At Home with Constantine Manos and Michael Prodanou
They share similar parentage—one is Greek-American, the other Greek-Canadian—and artist Michael Prodanou and photographer Constantine (“Costa”) Manos are proud of their heritage; both have lived in Greece and now spend time there as often as possible.
It’s not the only thing the two have in common; they’re also married, and have made their primary home since 1980 in Provincetown.
Prodanou’s work is abstract, but, importantly, its abstractions begin as figures. Until 2000 he was an architect who had worked with the Architects Collaborative with Walter Gropius in a decidedly different form than figurative art!
When I started drawing figures, the technical issues became less important and I dealt with composition, movement, and emotion, issues not usually related to architecture. I also decided I wasn’t just drawing the figure in front of me, but more importantly, I was drawing what the figure was doing.
I want my paintings to show passion, figures with other figures, strengths and weaknesses, all part of the human condition.
Manos’ photography does similar things: he isn’t interested in photographs that don’t include people; he constantly searches out life as lived by humans, and doesn’t do landscapes. “Shooting people is more beautiful,” he once told a class, “because it is more difficult.”
Part of the famous Magnum agency considered the crème de la crème of photographers, Manos famously doesn’t photograph people observing him as he observes them—no one is looking at the camera.
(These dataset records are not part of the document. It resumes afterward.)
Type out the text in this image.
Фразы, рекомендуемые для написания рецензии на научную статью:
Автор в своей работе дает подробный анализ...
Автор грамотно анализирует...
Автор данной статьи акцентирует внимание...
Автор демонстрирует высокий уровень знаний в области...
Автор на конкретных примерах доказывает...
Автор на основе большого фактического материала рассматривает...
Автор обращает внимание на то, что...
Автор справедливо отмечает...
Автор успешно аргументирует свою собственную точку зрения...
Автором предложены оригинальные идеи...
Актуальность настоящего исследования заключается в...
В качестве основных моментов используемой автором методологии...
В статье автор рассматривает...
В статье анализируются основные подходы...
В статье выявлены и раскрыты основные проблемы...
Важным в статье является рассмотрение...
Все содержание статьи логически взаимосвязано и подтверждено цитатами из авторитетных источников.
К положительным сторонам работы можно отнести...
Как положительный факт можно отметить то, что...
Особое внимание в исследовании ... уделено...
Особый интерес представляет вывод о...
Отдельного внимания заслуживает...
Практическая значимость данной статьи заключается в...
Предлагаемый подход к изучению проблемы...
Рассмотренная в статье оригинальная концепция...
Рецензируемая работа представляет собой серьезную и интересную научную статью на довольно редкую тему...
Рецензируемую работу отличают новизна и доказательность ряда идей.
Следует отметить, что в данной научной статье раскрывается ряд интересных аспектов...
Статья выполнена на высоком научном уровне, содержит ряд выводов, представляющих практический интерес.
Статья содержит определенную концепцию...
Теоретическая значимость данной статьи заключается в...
The flow of people in a setting, their changing relationships to each other and their environment, and their constantly changing expressions and movements – all combine to create dynamic situations that provide the photographer with limitless choices of when to push the button.
In this, perhaps, the two artists have common ground. Both are drawn to ambiguity—Prodanu through his abstractions, Manos through his refusal to caption or explain photographs—and both invite the viewer to enter a world not their own.
A reflection of their shared heritage? Shared experiences? Whatever the secrets, Ptown is the richer for the work being done here via paint and print.